Luca’s eyes narrowed. ‘I do not think you are in a position to ask me anything like that.’
She shrugged to display fake nonchalance at the subject. ‘I couldn’t care less who you’ve been screwing. As far as I’m concerned, the day I left we both became free agents.’
A large, warm hand reached out and cupped her shoulder. Even with one arm out of order, he trapped her against the wall with such efficiency she had no time to think, let alone resist. ‘I do hope you’re not implying that you’ve been with other men since you left me?’
‘It would be none of your business if I had. Now let go of me.’ Apart from his hand, none of his body touched her. But she could feel him. That heat that radiated from him; she could feel it. It warmed her, penetrating her skin, heating her veins. The way it always had.
The moment she had met him she had experienced the most incredible charge. It was as if she had been hit by a bolt of lightning. Whenever she was with him the charge would glow red-hot. While their marriage deteriorated, the bedroom had remained the one area in which they remained wholly compatible.

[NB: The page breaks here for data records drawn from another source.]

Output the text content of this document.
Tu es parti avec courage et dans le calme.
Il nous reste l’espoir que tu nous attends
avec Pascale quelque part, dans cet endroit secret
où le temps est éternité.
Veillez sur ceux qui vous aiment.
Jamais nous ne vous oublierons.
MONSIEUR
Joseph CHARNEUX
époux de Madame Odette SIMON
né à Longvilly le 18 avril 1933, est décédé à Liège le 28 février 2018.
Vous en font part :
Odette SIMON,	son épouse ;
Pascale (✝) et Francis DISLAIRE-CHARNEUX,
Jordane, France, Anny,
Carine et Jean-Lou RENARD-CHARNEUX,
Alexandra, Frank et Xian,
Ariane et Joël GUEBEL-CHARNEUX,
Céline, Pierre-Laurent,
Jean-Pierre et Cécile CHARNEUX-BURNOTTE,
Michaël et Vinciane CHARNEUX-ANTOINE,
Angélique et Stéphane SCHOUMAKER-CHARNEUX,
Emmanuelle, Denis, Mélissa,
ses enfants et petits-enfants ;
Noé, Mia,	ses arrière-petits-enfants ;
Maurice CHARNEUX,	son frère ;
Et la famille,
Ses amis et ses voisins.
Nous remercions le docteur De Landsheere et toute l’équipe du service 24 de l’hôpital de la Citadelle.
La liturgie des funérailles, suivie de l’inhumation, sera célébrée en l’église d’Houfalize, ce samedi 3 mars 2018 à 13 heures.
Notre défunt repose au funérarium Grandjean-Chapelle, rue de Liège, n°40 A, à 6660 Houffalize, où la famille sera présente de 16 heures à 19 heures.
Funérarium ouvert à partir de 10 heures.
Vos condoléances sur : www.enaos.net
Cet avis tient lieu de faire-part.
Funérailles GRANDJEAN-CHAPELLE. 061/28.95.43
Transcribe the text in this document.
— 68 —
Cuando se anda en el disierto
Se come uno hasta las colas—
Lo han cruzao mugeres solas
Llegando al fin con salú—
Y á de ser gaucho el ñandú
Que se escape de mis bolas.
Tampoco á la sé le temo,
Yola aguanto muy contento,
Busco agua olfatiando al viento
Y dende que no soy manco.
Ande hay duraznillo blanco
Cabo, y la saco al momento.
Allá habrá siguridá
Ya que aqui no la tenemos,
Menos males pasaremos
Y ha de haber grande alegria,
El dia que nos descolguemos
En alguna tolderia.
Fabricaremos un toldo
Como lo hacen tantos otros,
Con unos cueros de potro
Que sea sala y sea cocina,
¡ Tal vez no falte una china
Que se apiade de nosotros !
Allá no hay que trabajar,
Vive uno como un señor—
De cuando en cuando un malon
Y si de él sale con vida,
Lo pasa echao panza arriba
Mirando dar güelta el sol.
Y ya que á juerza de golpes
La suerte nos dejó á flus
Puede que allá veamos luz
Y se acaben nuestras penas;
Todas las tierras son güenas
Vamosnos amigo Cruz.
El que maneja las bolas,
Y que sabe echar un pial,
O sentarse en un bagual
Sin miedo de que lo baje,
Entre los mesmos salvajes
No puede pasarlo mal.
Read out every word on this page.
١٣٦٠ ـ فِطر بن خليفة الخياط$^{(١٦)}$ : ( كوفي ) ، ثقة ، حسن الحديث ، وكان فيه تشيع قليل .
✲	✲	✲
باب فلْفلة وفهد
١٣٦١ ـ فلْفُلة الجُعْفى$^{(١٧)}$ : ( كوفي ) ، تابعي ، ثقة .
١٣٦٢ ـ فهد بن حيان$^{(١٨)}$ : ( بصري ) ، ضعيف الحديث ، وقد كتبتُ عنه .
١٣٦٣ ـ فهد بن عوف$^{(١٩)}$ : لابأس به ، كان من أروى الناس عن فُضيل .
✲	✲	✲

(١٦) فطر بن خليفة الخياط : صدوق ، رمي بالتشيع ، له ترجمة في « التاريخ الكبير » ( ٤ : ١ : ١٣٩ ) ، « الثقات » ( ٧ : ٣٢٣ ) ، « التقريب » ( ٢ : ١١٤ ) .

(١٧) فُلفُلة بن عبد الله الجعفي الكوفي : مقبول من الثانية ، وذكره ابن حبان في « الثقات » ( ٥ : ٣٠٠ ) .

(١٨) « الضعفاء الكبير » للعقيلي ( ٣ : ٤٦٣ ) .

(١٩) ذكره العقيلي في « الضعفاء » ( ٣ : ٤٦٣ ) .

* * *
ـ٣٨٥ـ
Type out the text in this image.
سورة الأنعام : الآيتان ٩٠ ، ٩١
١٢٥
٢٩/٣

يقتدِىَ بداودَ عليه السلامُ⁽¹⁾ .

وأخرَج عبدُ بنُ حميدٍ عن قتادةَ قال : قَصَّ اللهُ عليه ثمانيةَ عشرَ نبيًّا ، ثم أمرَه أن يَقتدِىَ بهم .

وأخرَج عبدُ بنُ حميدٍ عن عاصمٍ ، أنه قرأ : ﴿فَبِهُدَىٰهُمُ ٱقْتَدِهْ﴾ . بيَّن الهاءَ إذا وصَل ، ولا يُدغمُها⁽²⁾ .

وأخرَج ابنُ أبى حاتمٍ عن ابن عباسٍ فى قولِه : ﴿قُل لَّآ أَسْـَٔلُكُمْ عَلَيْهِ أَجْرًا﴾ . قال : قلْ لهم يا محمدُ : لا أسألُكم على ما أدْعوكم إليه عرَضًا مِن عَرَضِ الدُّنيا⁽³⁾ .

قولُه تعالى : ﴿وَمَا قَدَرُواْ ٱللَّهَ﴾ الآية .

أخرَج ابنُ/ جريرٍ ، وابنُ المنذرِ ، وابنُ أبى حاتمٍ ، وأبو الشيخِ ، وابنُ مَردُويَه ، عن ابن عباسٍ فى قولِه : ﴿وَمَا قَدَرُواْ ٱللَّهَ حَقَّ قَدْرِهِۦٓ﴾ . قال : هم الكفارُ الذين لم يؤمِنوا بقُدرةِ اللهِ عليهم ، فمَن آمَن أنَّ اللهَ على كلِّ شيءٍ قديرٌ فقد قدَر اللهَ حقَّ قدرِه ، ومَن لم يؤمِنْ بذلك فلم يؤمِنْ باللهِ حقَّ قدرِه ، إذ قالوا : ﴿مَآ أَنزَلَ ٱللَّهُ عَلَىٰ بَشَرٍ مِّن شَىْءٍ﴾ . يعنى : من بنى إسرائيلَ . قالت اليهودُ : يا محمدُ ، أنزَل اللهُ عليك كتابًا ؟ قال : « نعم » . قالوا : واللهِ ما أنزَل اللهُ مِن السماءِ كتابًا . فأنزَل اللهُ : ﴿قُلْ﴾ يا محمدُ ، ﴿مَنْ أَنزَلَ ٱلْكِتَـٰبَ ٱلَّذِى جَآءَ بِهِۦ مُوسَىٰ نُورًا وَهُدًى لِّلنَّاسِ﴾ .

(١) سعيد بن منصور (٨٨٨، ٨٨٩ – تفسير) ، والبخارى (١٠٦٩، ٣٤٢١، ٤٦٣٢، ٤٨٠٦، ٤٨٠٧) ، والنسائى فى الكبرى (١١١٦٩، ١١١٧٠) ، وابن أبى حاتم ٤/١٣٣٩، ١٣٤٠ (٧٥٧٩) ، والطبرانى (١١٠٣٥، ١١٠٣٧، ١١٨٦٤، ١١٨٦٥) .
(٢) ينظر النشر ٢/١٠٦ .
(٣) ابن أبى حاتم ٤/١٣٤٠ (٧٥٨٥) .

In all the time they had been apart she had not thought about sex. Not once. Protecting herself and her baby had consumed her. In the cold of night she had missed sleeping next to his warm, solid presence, but the actual sex was something she never thought about. Never allowed herself to think about. Assumed it had all been extinguished.
She couldn’t breathe.
The extinguished charge that had flickered as if awakening from a deep sleep since he broke into her house came roaring back to life, and for the maddest of moments she longed to be taken into his arms, feel the firm warmth of his lips upon hers and his body harden...
‘It is my business,’ he contradicted silkily, his face square in front of her, forcing her to look into the fire spitting from his eyes. ‘You are still my wife and Lily is my daughter. I have a right to know if you have allowed another man to act as her father.’
His breath was hot on her face, all her senses responding like a sweet-deprived child handed a bag of chocolate.
She twisted her head to the side. How she wished she could tell him tales of scores of lovers she had enjoyed in their time apart. ‘There hasn’t been anyone else.’
‘Good.’ He traced a finger down her turned cheek. ‘And so there is no room for doubt, know that if you screw another man I will throw you onto the street. You won’t even have time to forget to write a note.’